A boost in commission rates also contributed to the second consecutive quarter of year-on-year improvement in wireless, Proffer said. She declined to offer specifics.

RadioShack's main wireless partners are AT&T Corp. (T) and Sprint Nextel Corp. (S), but the retailer does not carry Apple's (AAPL) iPhone, which boosted AT&T's wireless results reported Wednesday.

Nonetheless, various Blackberry models and the Samsung Instinct phone at RadioShack contributed to improved sales of so-called "smartphones" and to related postpaid service plans through both Sprint and AT&T, Proffer said.

"We're seeing real growth there," she said.

Industry smartphone sales have been surprisingly strong given the economic backdrop, Hudson Square Research analyst Scott Tilghman said.

"We think the company's getting a little bit of a one-time boost from the converter-box traffic" in its stores, he said. "I don't think that will necessarily keep that customer as a RadioShack customer longer term."

He also suspects sales of flat-panel TVs and other items at RadioShack were helped by an industry-wide boost in interest in electronics tied to Circuit City's store liquidations, which ended March 8.

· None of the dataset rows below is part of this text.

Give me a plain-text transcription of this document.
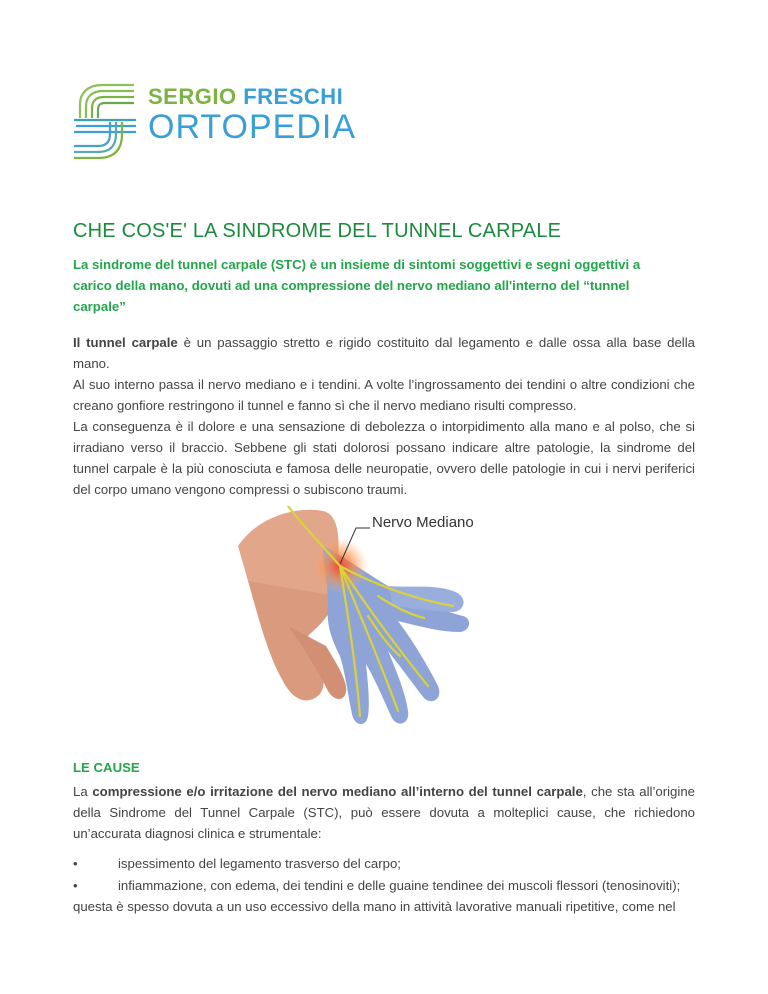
SERGIO FRESCHI
ORTOPEDIA
CHE COS'E' LA SINDROME DEL TUNNEL CARPALE

La sindrome del tunnel carpale (STC) è un insieme di sintomi soggettivi e segni oggettivi a carico della mano, dovuti ad una compressione del nervo mediano all'interno del “tunnel carpale”

Il tunnel carpale è un passaggio stretto e rigido costituito dal legamento e dalle ossa alla base della mano.

Al suo interno passa il nervo mediano e i tendini. A volte l’ingrossamento dei tendini o altre condizioni che creano gonfiore restringono il tunnel e fanno sì che il nervo mediano risulti compresso.

La conseguenza è il dolore e una sensazione di debolezza o intorpidimento alla mano e al polso, che si irradiano verso il braccio. Sebbene gli stati dolorosi possano indicare altre patologie, la sindrome del tunnel carpale è la più conosciuta e famosa delle neuropatie, ovvero delle patologie in cui i nervi periferici del corpo umano vengono compressi o subiscono traumi.

Nervo Mediano
LE CAUSE

La compressione e/o irritazione del nervo mediano all’interno del tunnel carpale, che sta all’origine della Sindrome del Tunnel Carpale (STC), può essere dovuta a molteplici cause, che richiedono un’accurata diagnosi clinica e strumentale:

•	ispessimento del legamento trasverso del carpo;
•	infiammazione, con edema, dei tendini e delle guaine tendinee dei muscoli flessori (tenosinoviti);

questa è spesso dovuta a un uso eccessivo della mano in attività lavorative manuali ripetitive, come nel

Excluding converter box sales, RadioShack's same-store sales were down again, Tilghman noted.

Still, the latest trends improved on a weak fourth quarter, when net income dropped a bigger-than-expected 39% and same-store sales fell 9.2% as consumers shifted away from big-ticket purchases.

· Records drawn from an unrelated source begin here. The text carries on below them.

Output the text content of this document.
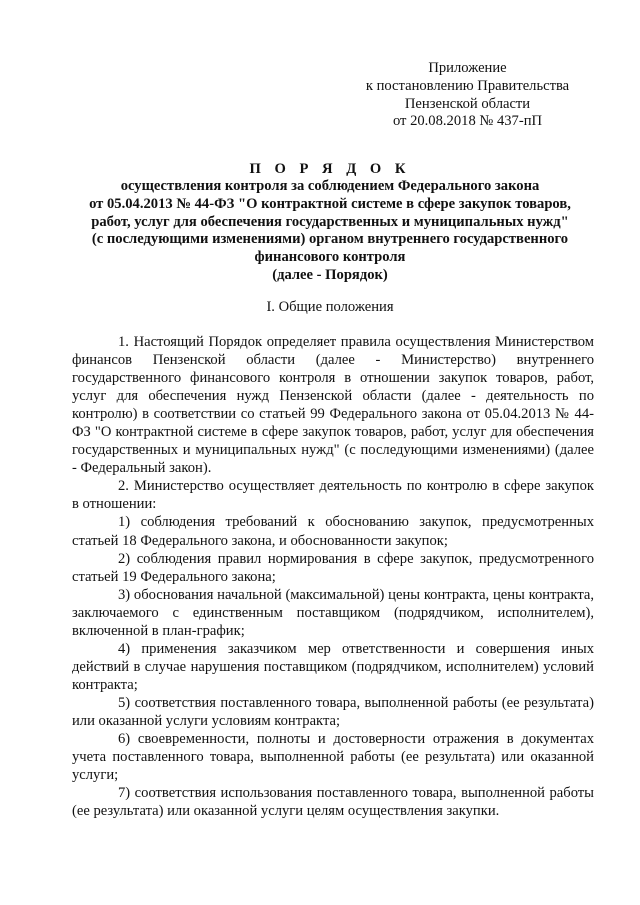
Приложение
к постановлению Правительства
Пензенской области
от 20.08.2018 № 437-пП
П О Р Я Д О К
осуществления контроля за соблюдением Федерального закона
от 05.04.2013 № 44-ФЗ "О контрактной системе в сфере закупок товаров,
работ, услуг для обеспечения государственных и муниципальных нужд"
(с последующими изменениями) органом внутреннего государственного
финансового контроля
(далее - Порядок)
I. Общие положения

1. Настоящий Порядок определяет правила осуществления Министерством финансов Пензенской области (далее - Министерство) внутреннего государственного финансового контроля в отношении закупок товаров, работ, услуг для обеспечения нужд Пензенской области (далее - деятельность по контролю) в соответствии со статьей 99 Федерального закона от 05.04.2013 № 44-ФЗ "О контрактной системе в сфере закупок товаров, работ, услуг для обеспечения государственных и муниципальных нужд" (с последующими изменениями) (далее - Федеральный закон).

2. Министерство осуществляет деятельность по контролю в сфере закупок в отношении:

1) соблюдения требований к обоснованию закупок, предусмотренных статьей 18 Федерального закона, и обоснованности закупок;

2) соблюдения правил нормирования в сфере закупок, предусмотренного статьей 19 Федерального закона;

3) обоснования начальной (максимальной) цены контракта, цены контракта, заключаемого с единственным поставщиком (подрядчиком, исполнителем), включенной в план-график;

4) применения заказчиком мер ответственности и совершения иных действий в случае нарушения поставщиком (подрядчиком, исполнителем) условий контракта;

5) соответствия поставленного товара, выполненной работы (ее результата) или оказанной услуги условиям контракта;

6) своевременности, полноты и достоверности отражения в документах учета поставленного товара, выполненной работы (ее результата) или оказанной услуги;

7) соответствия использования поставленного товара, выполненной работы (ее результата) или оказанной услуги целям осуществления закупки.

RadioShack's wireless sales had been sliding since 2006, dropping 2% last year, as declines with contracts and accessories tied to Sprint Nextel's business hurt sales.

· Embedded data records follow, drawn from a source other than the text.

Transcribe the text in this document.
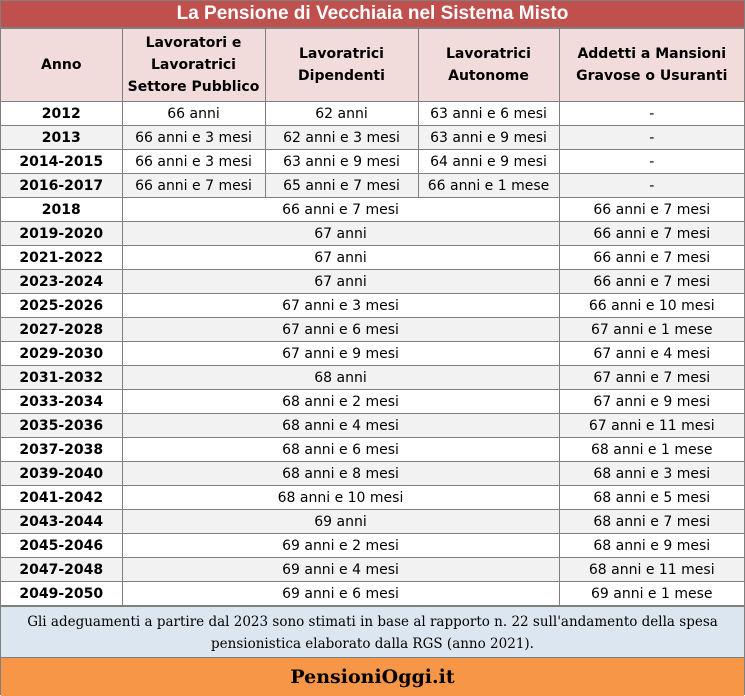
La Pensione di Vecchiaia nel Sistema Misto
Anno	Lavoratori e Lavoratrici Settore Pubblico	Lavoratrici Dipendenti	Lavoratrici Autonome	Addetti a Mansioni Gravose o Usuranti
2012	66 anni	62 anni	63 anni e 6 mesi	-
2013	66 anni e 3 mesi	62 anni e 3 mesi	63 anni e 9 mesi	-
2014-2015	66 anni e 3 mesi	63 anni e 9 mesi	64 anni e 9 mesi	-
2016-2017	66 anni e 7 mesi	65 anni e 7 mesi	66 anni e 1 mese	-
2018	66 anni e 7 mesi			66 anni e 7 mesi
2019-2020	67 anni			66 anni e 7 mesi
2021-2022	67 anni			66 anni e 7 mesi
2023-2024	67 anni			66 anni e 7 mesi
2025-2026	67 anni e 3 mesi			66 anni e 10 mesi
2027-2028	67 anni e 6 mesi			67 anni e 1 mese
2029-2030	67 anni e 9 mesi			67 anni e 4 mesi
2031-2032	68 anni			67 anni e 7 mesi
2033-2034	68 anni e 2 mesi			67 anni e 9 mesi
2035-2036	68 anni e 4 mesi			67 anni e 11 mesi
2037-2038	68 anni e 6 mesi			68 anni e 1 mese
2039-2040	68 anni e 8 mesi			68 anni e 3 mesi
2041-2042	68 anni e 10 mesi			68 anni e 5 mesi
2043-2044	69 anni			68 anni e 7 mesi
2045-2046	69 anni e 2 mesi			68 anni e 9 mesi
2047-2048	69 anni e 4 mesi			68 anni e 11 mesi
2049-2050	69 anni e 6 mesi			69 anni e 1 mese
Gli adeguamenti a partire dal 2023 sono stimati in base al rapporto n. 22 sull'andamento della spesa pensionistica elaborato dalla RGS (anno 2021).
PensioniOggi.it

Known by many for its ubiquitous stores, RadioShack has successfully trimmed operating expenses in recent years but so far hasn't come up with a sure-fire way to grow market share in a consolidating consumer electronics retailing industry. But Proffer said RadioShack has a history of finding what's hot - like converter boxes or GPS systems - and going after them aggressively.

"We look at new technology and we go into it in a big way," Proffer said. Meanwhile, she said, "growing our wireless business is going to be more meaningful to RadioShack longer term than the converter boxes."

Gross margin in the latest period fell to 46.7% from 47.4%, pressured by the lower-margin converter boxes. But operating margins rose to 8% from 6.8% - the highest figure in four years - as overhead costs held steady despite the sales gains.

Cash levels were more than double year-earlier levels as of March 31 while inventories dropped 13%.